The mangrove black hawk (Buteogallus anthracinus subtilis) is a neotropical bird of prey in the family Accipitridae native to South and Central America. Briefly treated as a distinct species, Buteogallus subtilis, recent evidence strongly suggests it should be considered a subspecies of the common black hawk (Buteogallus anthracinus).

==Range and habitat==
The mangrove black hawk is a resident breeding bird from eastern Panama, through western Colombia and Ecuador, to far north-western Peru. Previously, it was incorrectly believed to occur as far north as Mexico, but all individuals from western Panama and northwards are nominate common black hawk.

This is a mainly coastal bird of Pacific mangrove swamps, estuaries and adjacent dry open woodland, which builds a large stick nest in a mangrove tree, and usually lays one dark-blotched whitish egg.

==Characteristics==
The adult mangrove black hawk is 43–53 cm long and weighs around 930 g. It has very broad wings, and is mainly black with a brownish cast to the upper-wings. The short tail is black with a single broad white band and a white tip.

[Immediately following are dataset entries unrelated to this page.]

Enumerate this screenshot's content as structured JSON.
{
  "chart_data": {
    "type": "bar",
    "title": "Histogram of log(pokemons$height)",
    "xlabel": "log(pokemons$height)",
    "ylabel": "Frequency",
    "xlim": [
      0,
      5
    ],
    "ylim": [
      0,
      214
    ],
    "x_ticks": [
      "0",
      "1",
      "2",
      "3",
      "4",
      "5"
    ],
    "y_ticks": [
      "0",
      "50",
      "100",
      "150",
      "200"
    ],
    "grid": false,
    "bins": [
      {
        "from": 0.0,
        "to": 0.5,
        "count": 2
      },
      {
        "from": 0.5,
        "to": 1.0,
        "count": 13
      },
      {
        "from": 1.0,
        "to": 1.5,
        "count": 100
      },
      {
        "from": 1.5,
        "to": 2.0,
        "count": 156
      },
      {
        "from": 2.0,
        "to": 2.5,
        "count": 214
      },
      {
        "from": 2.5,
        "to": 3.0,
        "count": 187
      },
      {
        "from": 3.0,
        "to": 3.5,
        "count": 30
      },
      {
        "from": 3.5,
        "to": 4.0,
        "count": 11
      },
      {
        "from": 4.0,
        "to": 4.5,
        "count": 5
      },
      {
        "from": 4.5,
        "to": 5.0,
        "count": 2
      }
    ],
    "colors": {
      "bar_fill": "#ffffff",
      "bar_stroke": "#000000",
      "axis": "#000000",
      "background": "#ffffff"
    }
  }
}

The bill is black and the legs and cere are yellow.

Sexes are similar, but immature birds are dark brown above with spotting and streaks. Their underparts are buff to whitish with dark blotches, and the tail has a number of black and white bars.

The call of the mangrove black hawk is a distinctive piping spink-speenk-speenk-spink-spink-spink.

==Diet==
The mangrove black hawk feeds mainly on crabs, but will also take small vertebrates and eggs. This species is often seen soaring, with occasional lazy flaps, and has a talon-touching aerial courtship display.